Seven steps to managing the cycle

Refusing to ‘follow the herd’, providing the right incentives for underwriters, and investing in risk management tools are among key recommendations for managing the insurance cycle in a report published today.

July 12, 2006 – Managing the Insurance Cycle, published by Lloyd’s, the world’s leading, specialist insurance market, warns that considerable uncertainty remains over prices and conditions in the commercial insurance market following last year’s record hurricane season.

Historically the insurance cycle has been characterised by peaks and troughs that reflect the rise and fall of insurance prices. It alternates between periods of soft market conditions, when premium rates are stable or falling and insurance is readily available, and periods of hard market conditions, when rates rise, coverage becomes difficult to find, and insurers’ profits increase. As the market softens to the point that profits diminish or vanish completely, the capital needed to underwrite new business is depleted, and insurers who have not underwritten prudently can lose millions.

Lloyd’s report recommends seven key steps for ensuring that the industry becomes less unpredictable and underwrites on a sustainable basis for the benefit of both policyholders and insurers. These are:

  • Don’t follow the herd.

  • Invest in the latest risk management tools.

  • Don’t let surplus capital dictate your underwriting.

  • Don’t be dazzled by higher investment returns.

  • Don’t rely on ‘the big one’ to push prices upwards.

  • Redeploy capital from lines where margins are unsustainable.

  • Get smarter with underwriter and manager incentives.

Rolf Tolle, Lloyd’s Director, Franchise Performance, said:

“In the past, insurers have simply accepted the insurance cycle, seeing it as a force of nature with an uncontrollable impact on their business. But at Lloyd’s we believe that insurers now have the information and the tools they need to manage the cycle much more effectively.

“Market conditions are changing – with rates softening in a number of lines – and we believe that it is now more important than ever for insurers to take action. We have already done a lot of work on this at Lloyd’s to encourage underwriters to manage the cycle, but the real test of a soft market is still ahead of us and there remains much to be done.”

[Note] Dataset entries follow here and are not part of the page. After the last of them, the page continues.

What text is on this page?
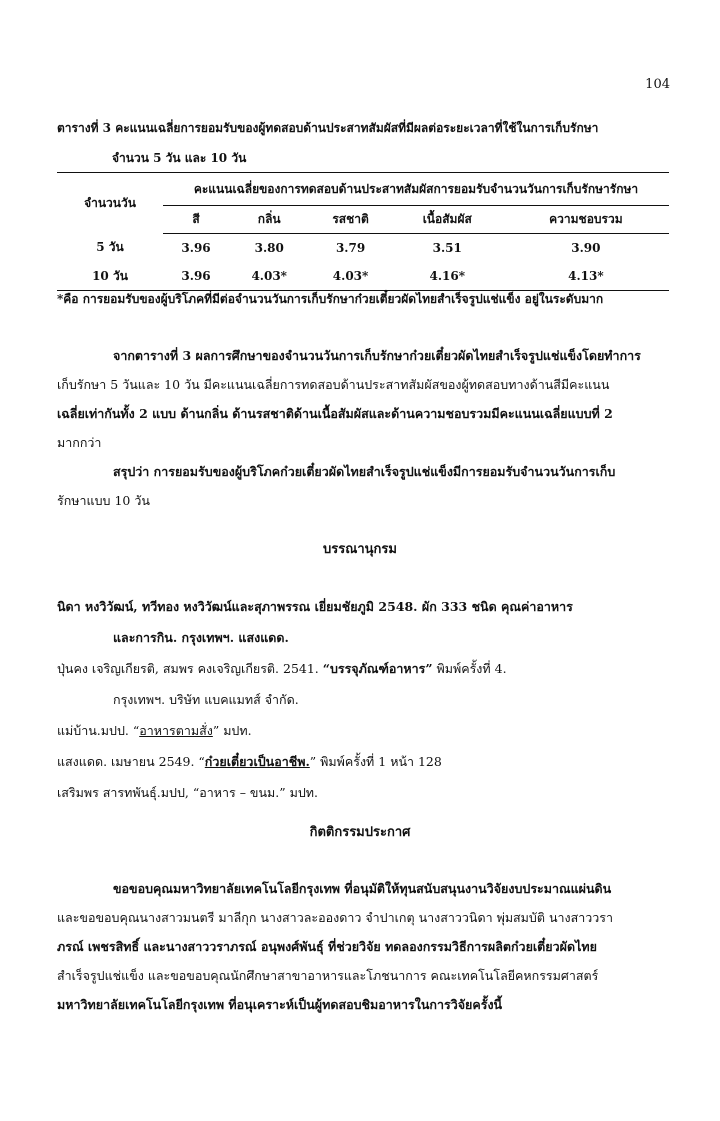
104
ตารางที่ 3 คะแนนเฉลี่ยการยอมรับของผู้ทดสอบด้านประสาทสัมผัสที่มีผลต่อระยะเวลาที่ใช้ในการเก็บรักษา
จำนวน 5 วัน และ 10 วัน
จำนวนวัน	คะแนนเฉลี่ยของการทดสอบด้านประสาทสัมผัสการยอมรับจำนวนวันการเก็บรักษารักษา				
	สี	กลิ่น	รสชาติ	เนื้อสัมผัส	ความชอบรวม
5 วัน	3.96	3.80	3.79	3.51	3.90
10 วัน	3.96	4.03*	4.03*	4.16*	4.13*
*คือ การยอมรับของผู้บริโภคที่มีต่อจำนวนวันการเก็บรักษาก๋วยเตี๋ยวผัดไทยสำเร็จรูปแช่แข็ง อยู่ในระดับมาก
จากตารางที่ 3 ผลการศึกษาของจำนวนวันการเก็บรักษาก๋วยเตี๋ยวผัดไทยสำเร็จรูปแช่แข็งโดยทำการ
เก็บรักษา 5 วันและ 10 วัน มีคะแนนเฉลี่ยการทดสอบด้านประสาทสัมผัสของผู้ทดสอบทางด้านสีมีคะแนน
เฉลี่ยเท่ากันทั้ง 2 แบบ ด้านกลิ่น ด้านรสชาติด้านเนื้อสัมผัสและด้านความชอบรวมมีคะแนนเฉลี่ยแบบที่ 2
มากกว่า
สรุปว่า การยอมรับของผู้บริโภคก๋วยเตี๋ยวผัดไทยสำเร็จรูปแช่แข็งมีการยอมรับจำนวนวันการเก็บ
รักษาแบบ 10 วัน
บรรณานุกรม
นิดา หงวิวัฒน์, ทวีทอง หงวิวัฒน์และสุภาพรรณ เยี่ยมชัยภูมิ 2548. ผัก 333 ชนิด คุณค่าอาหาร
และการกิน. กรุงเทพฯ. แสงแดด.
ปุ่นคง เจริญเกียรติ, สมพร คงเจริญเกียรติ. 2541. “บรรจุภัณฑ์อาหาร” พิมพ์ครั้งที่ 4.
กรุงเทพฯ. บริษัท แบคแมทส์ จำกัด.
แม่บ้าน.มปป. “อาหารตามสั่ง” มปท.
แสงแดด. เมษายน 2549. “ก๋วยเตี๋ยวเป็นอาชีพ.” พิมพ์ครั้งที่ 1 หน้า 128
เสริมพร สารทพันธุ์.มปป, “อาหาร – ขนม.” มปท.
กิตติกรรมประกาศ
ขอขอบคุณมหาวิทยาลัยเทคโนโลยีกรุงเทพ ที่อนุมัติให้ทุนสนับสนุนงานวิจัยงบประมาณแผ่นดิน
และขอขอบคุณนางสาวมนตรี มาลีกุก นางสาวละอองดาว จำปาเกตุ นางสาววนิดา พุ่มสมบัติ นางสาววรา
ภรณ์ เพชรสิทธิ์ และนางสาววราภรณ์ อนุพงศ์พันธุ์ ที่ช่วยวิจัย ทดลองกรรมวิธีการผลิตก๋วยเตี๋ยวผัดไทย
สำเร็จรูปแช่แข็ง และขอขอบคุณนักศึกษาสาขาอาหารและโภชนาการ คณะเทคโนโลยีคหกรรมศาสตร์
มหาวิทยาลัยเทคโนโลยีกรุงเทพ ที่อนุเคราะห์เป็นผู้ทดสอบชิมอาหารในการวิจัยครั้งนี้
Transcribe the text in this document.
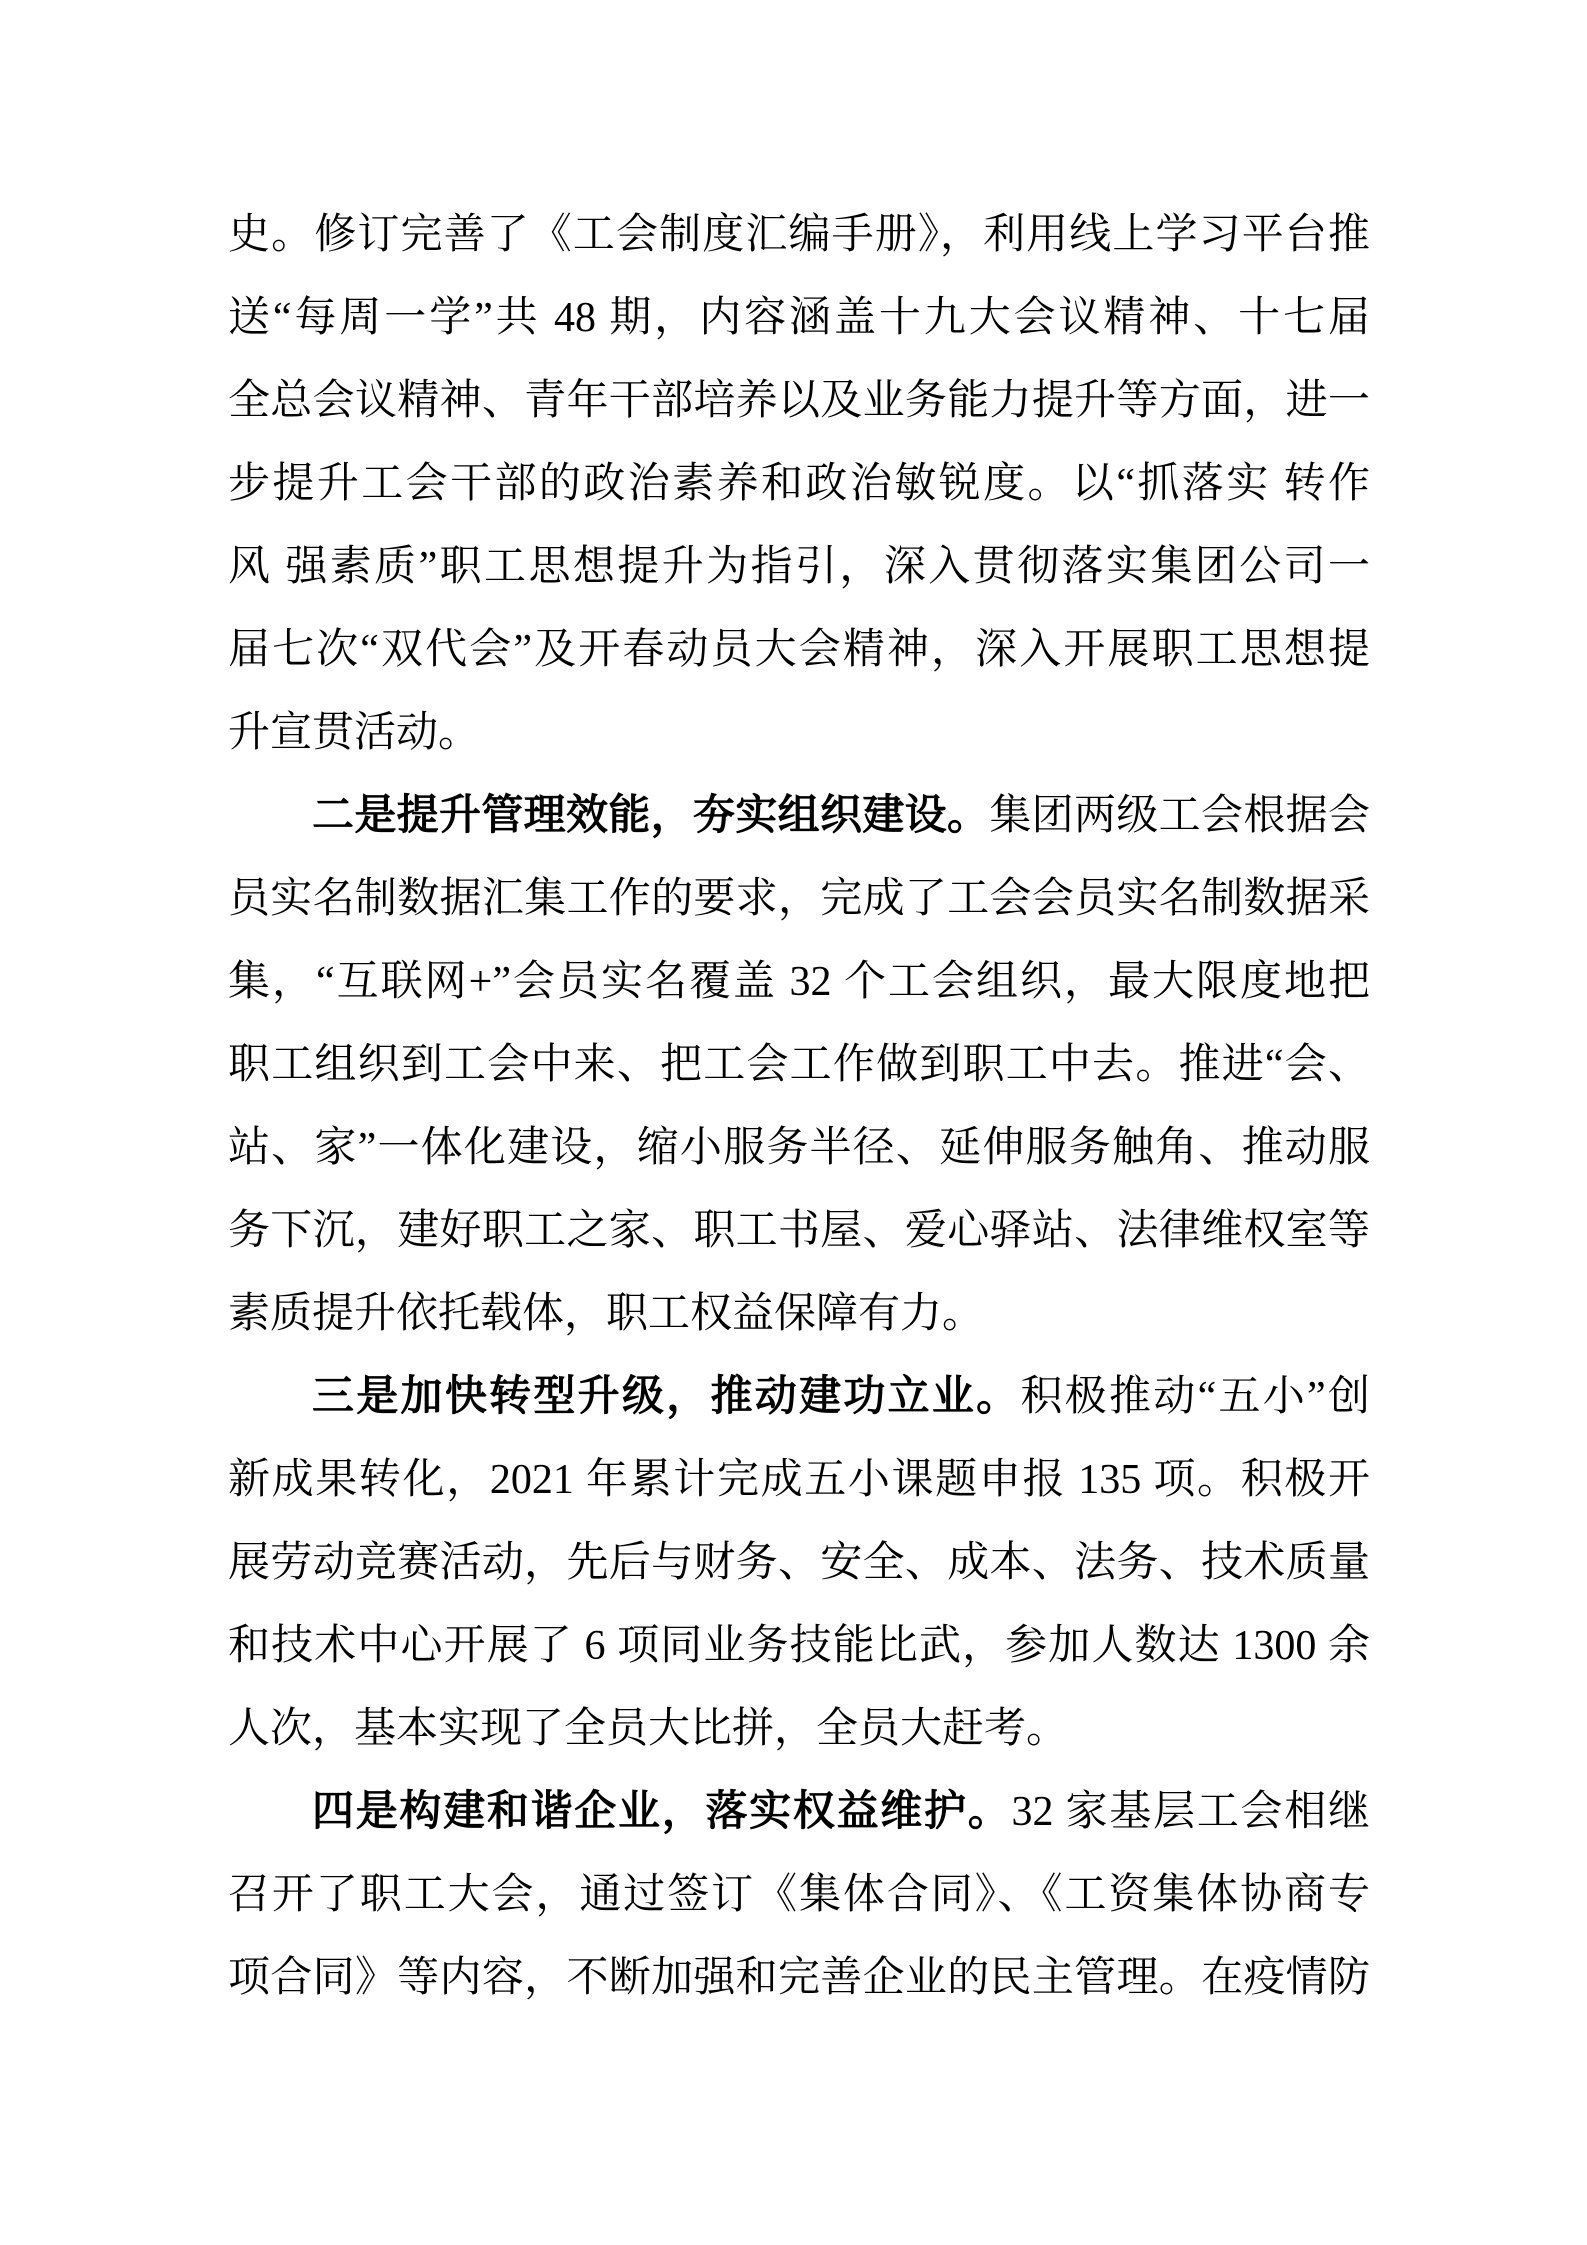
史。修订完善了《工会制度汇编手册》，利用线上学习平台推
送“每周一学”共 48 期，内容涵盖十九大会议精神、十七届
全总会议精神、青年干部培养以及业务能力提升等方面，进一
步提升工会干部的政治素养和政治敏锐度。以“抓落实 转作
风 强素质”职工思想提升为指引，深入贯彻落实集团公司一
届七次“双代会”及开春动员大会精神，深入开展职工思想提
升宣贯活动。
二是提升管理效能，夯实组织建设。集团两级工会根据会
员实名制数据汇集工作的要求，完成了工会会员实名制数据采
集，“互联网+”会员实名覆盖 32 个工会组织，最大限度地把
职工组织到工会中来、把工会工作做到职工中去。推进“会、
站、家”一体化建设，缩小服务半径、延伸服务触角、推动服
务下沉，建好职工之家、职工书屋、爱心驿站、法律维权室等
素质提升依托载体，职工权益保障有力。
三是加快转型升级，推动建功立业。积极推动“五小”创
新成果转化，2021 年累计完成五小课题申报 135 项。积极开
展劳动竞赛活动，先后与财务、安全、成本、法务、技术质量
和技术中心开展了 6 项同业务技能比武，参加人数达 1300 余
人次，基本实现了全员大比拼，全员大赶考。
四是构建和谐企业，落实权益维护。32 家基层工会相继
召开了职工大会，通过签订《集体合同》、《工资集体协商专
项合同》等内容，不断加强和完善企业的民主管理。在疫情防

Lloyd’s commissioned the report from the Economist Intelligence Unit as part of its 360 Risk Project, which aims to generate debate about today’s key risk issues and how best to manage them.

About Lloyd’s

  • The full report, including an executive summary, can be seen at www.lloyds.com/360 from Thursday, December 7.

  • More information on each of the recommendations:

    • Don’t follow the herd. Insurers need to be prepared to walk away from markets when prices fall below a prudent, risk-based premium.

    • nvest in the latest risk management tools. Insurers must push for continuous improvement of these tools based on the latest science around issues such as climate change, and make full use of them to communicate their pricing and coverage decisions.

    • Don’t let surplus capital dictate your underwriting. An excess of capital available for underwriting can easily push an insurer to deploy the capital in unsustainable ways, rather than having that capital migrate to other uses such as hedge funds and equities, or returning it to shareholders.

    • Don’t be dazzled by higher investment returns. Don’t let higher investment returns replace disciplined underwriting as base rates creep up on both sides of the Atlantic. Notionally, splitting the business into insurance and asset management operations, and monitoring each separately, is one way to achieve this.

    • Don’t rely on “the big one” to push prices upwards. The spectacular insured loss should not be used as an excuse to raise prices in unrelated lines of business. Regulators, rating agencies, and analysts – not to mention insurance buyers – are increasingly resisting such behaviour.

    • Redeploy capital from lines where margins are unsustainable. There is little that individual insurers can do to alter overall supply-and-demand conditions. But insurers can set up internal monitoring systems to ensure that they scale back in lines in which margins have become unsustainable and migrate to other lines.

    • Get smarter with underwriter and manager incentives. Incentives for key staff should be structured to reward efficient deployment of capital, linking such rewards to target shareholder returns rather then volume growth.